The place had a thick oak front door that you really had to get your shoulder behind to open. A warm blast of stale heat, cigarette smoke, and George Jones's voice from the jukebox. The bar dog – really a dog, as far as I knew – whose name was Fanny, came over wagging her tail. The official greeter. I took off a glove and patted her head. It was warm and wet.

Because of the dark outside it didn't take long to get accustomed to the dark fog light in the bar.

I knew most of the people in there: Jan Phend, John Esperian, Neil Bull, Vince Flynn, Dave Marty.

"How are you doin', Tom?"

I turned around and squinted into the darkness. Richard Lee got up from a table and came over.

"What're you having, Tom?"

I sniffed back my runny nose. "I guess a beer and a shot."

"A beer and a shot. That sounds good to me. Johnny, two beers and two shots."

Richard smiled and came closer. He slapped me on the arm and kept his hand there. "Come on over and sit down at the table with me, Tom. Fuck these up-your-ass bar stools."

I took off my coat and hung it on a wooden peg by the door. There were other smells in the room now: perfume, potato chips, wet leather.

"So, kid, how're you doing over there at Goosey's? Here's the drinks. Thanks, Johnny."

I took a sip of beer and a taste of whiskey. One bitterer than the other, the whiskey thick and fiery in my stomach. But it felt good after being outside so long.

"I bet I know one thing for sure, buddy. Ever since Phil Moon's accident, I bet Anna ain't so happy with you, is she?"

"You've got a point there." I drank some more whiskey.

"Yep, that's what I figured. Did you hear about the Collins baby?"

"Yes. Is it still… a dog?"

Lee smiled and drank off the rest of his beer. "I guess so. The last I heard it was. Things are changing around here so fast lately, you never know." He drank some of the whiskey and stopped smiling. "I'll tell you one thing, buddy, it scares the hell out of me."

I hunched in close to the table and tried to talk as quietly as possible. "But why you, Richard? I can see it for the others – the worrying, I mean – but you're normal." I lowered my head toward him and said the word in a whisper.

"Normal, shit! Sure I am, but my wife isn't, and neither are my kids. You know what's been happening to my Sharon lately? I rolled over in the bed one morning last week, and there was fucking Krang on the pillow next to me! Can you believe that?"

I didn't say anything, but I believed it. I had seen it happen the night we went over there for dinner.

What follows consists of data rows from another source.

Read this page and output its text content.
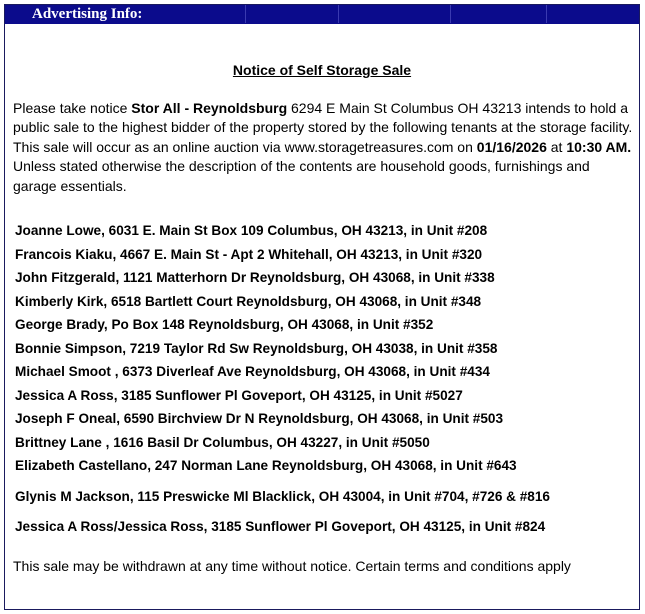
Advertising Info:
Notice of Self Storage Sale
Please take notice Stor All - Reynoldsburg 6294 E Main St Columbus OH 43213 intends to hold a public sale to the highest bidder of the property stored by the following tenants at the storage facility. This sale will occur as an online auction via www.storagetreasures.com on 01/16/2026 at 10:30 AM. Unless stated otherwise the description of the contents are household goods, furnishings and garage essentials.
Joanne Lowe, 6031 E. Main St Box 109 Columbus, OH 43213, in Unit #208
Francois Kiaku, 4667 E. Main St - Apt 2 Whitehall, OH 43213, in Unit #320
John Fitzgerald, 1121 Matterhorn Dr Reynoldsburg, OH 43068, in Unit #338
Kimberly Kirk, 6518 Bartlett Court Reynoldsburg, OH 43068, in Unit #348
George Brady, Po Box 148 Reynoldsburg, OH 43068, in Unit #352
Bonnie Simpson, 7219 Taylor Rd Sw Reynoldsburg, OH 43038, in Unit #358
Michael Smoot , 6373 Diverleaf Ave Reynoldsburg, OH 43068, in Unit #434
Jessica A Ross, 3185 Sunflower Pl Goveport, OH 43125, in Unit #5027
Joseph F Oneal, 6590 Birchview Dr N Reynoldsburg, OH 43068, in Unit #503
Brittney Lane , 1616 Basil Dr Columbus, OH 43227, in Unit #5050
Elizabeth Castellano, 247 Norman Lane Reynoldsburg, OH 43068, in Unit #643
Glynis M Jackson, 115 Preswicke Ml Blacklick, OH 43004, in Unit #704, #726 & #816
Jessica A Ross/Jessica Ross, 3185 Sunflower Pl Goveport, OH 43125, in Unit #824
This sale may be withdrawn at any time without notice. Certain terms and conditions apply
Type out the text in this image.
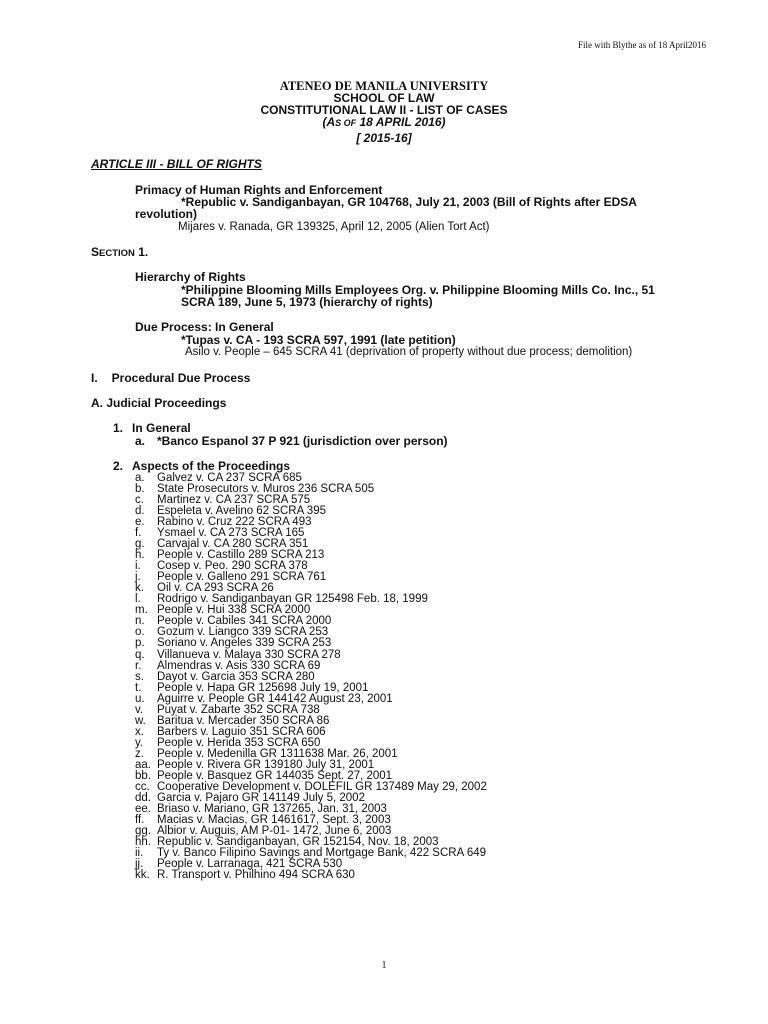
File with Blythe as of 18 April2016
ATENEO DE MANILA UNIVERSITY
SCHOOL OF LAW
CONSTITUTIONAL LAW II - LIST OF CASES
(AS OF 18 APRIL 2016)
[ 2015-16]
ARTICLE III - BILL OF RIGHTS
Primacy of Human Rights and Enforcement
*Republic v. Sandiganbayan, GR 104768, July 21, 2003 (Bill of Rights after EDSA
revolution)
Mijares v. Ranada, GR 139325, April 12, 2005 (Alien Tort Act)
SECTION 1.
Hierarchy of Rights
*Philippine Blooming Mills Employees Org. v. Philippine Blooming Mills Co. Inc., 51
SCRA 189, June 5, 1973 (hierarchy of rights)
Due Process: In General
*Tupas v. CA - 193 SCRA 597, 1991 (late petition)
Asilo v. People – 645 SCRA 41 (deprivation of property without due process; demolition)
I. Procedural Due Process
A. Judicial Proceedings
1. In General
a. *Banco Espanol 37 P 921 (jurisdiction over person)
2. Aspects of the Proceedings
a.	Galvez v. CA 237 SCRA 685
b.	State Prosecutors v. Muros 236 SCRA 505
c.	Martinez v. CA 237 SCRA 575
d.	Espeleta v. Avelino 62 SCRA 395
e.	Rabino v. Cruz 222 SCRA 493
f.	Ysmael v. CA 273 SCRA 165
g.	Carvajal v. CA 280 SCRA 351
h.	People v. Castillo 289 SCRA 213
i.	Cosep v. Peo. 290 SCRA 378
j.	People v. Galleno 291 SCRA 761
k.	Oil v. CA 293 SCRA 26
l.	Rodrigo v. Sandiganbayan GR 125498 Feb. 18, 1999
m. People v. Hui 338 SCRA 2000
n.	People v. Cabiles 341 SCRA 2000
o.	Gozum v. Liangco 339 SCRA 253
p.	Soriano v. Angeles 339 SCRA 253
q.	Villanueva v. Malaya 330 SCRA 278
r.	Almendras v. Asis 330 SCRA 69
s.	Dayot v. Garcia 353 SCRA 280
t.	People v. Hapa GR 125698 July 19, 2001
u.	Aguirre v. People GR 144142 August 23, 2001
v.	Puyat v. Zabarte 352 SCRA 738
w. Baritua v. Mercader 350 SCRA 86
x.	Barbers v. Laguio 351 SCRA 606
y.	People v. Herida 353 SCRA 650
z.	People v. Medenilla GR 1311638 Mar. 26, 2001
aa. People v. Rivera GR 139180 July 31, 2001
bb. People v. Basquez GR 144035 Sept. 27, 2001
cc. Cooperative Development v. DOLEFIL GR 137489 May 29, 2002
dd. Garcia v. Pajaro GR 141149 July 5, 2002
ee. Briaso v. Mariano, GR 137265, Jan. 31, 2003
ff.	Macias v. Macias, GR 1461617, Sept. 3, 2003
gg. Albior v. Auguis, AM P-01- 1472, June 6, 2003
hh. Republic v. Sandiganbayan, GR 152154, Nov. 18, 2003
ii.	Ty v. Banco Filipino Savings and Mortgage Bank, 422 SCRA 649
jj.	People v. Larranaga, 421 SCRA 530
kk. R. Transport v. Philhino 494 SCRA 630
1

"I'm not shitting you, Tom. All of a sudden all of Marshall's characters are beginning to run together. Not only aren't things going like they're supposed to in the journals, but now they're mixing up all together, changing back and forth. Look at the Collins kid. One minute it's a kid and the next it's a fucking dog!" He snatched up my glass of whiskey and drank it off with one flick of the wrist. "What the hell is a man supposed to do, huh? I can't even turn around nowadays without being afraid that my wife or one of my little girls is going to be different. And then what'll happen if one day one of them stays that way?"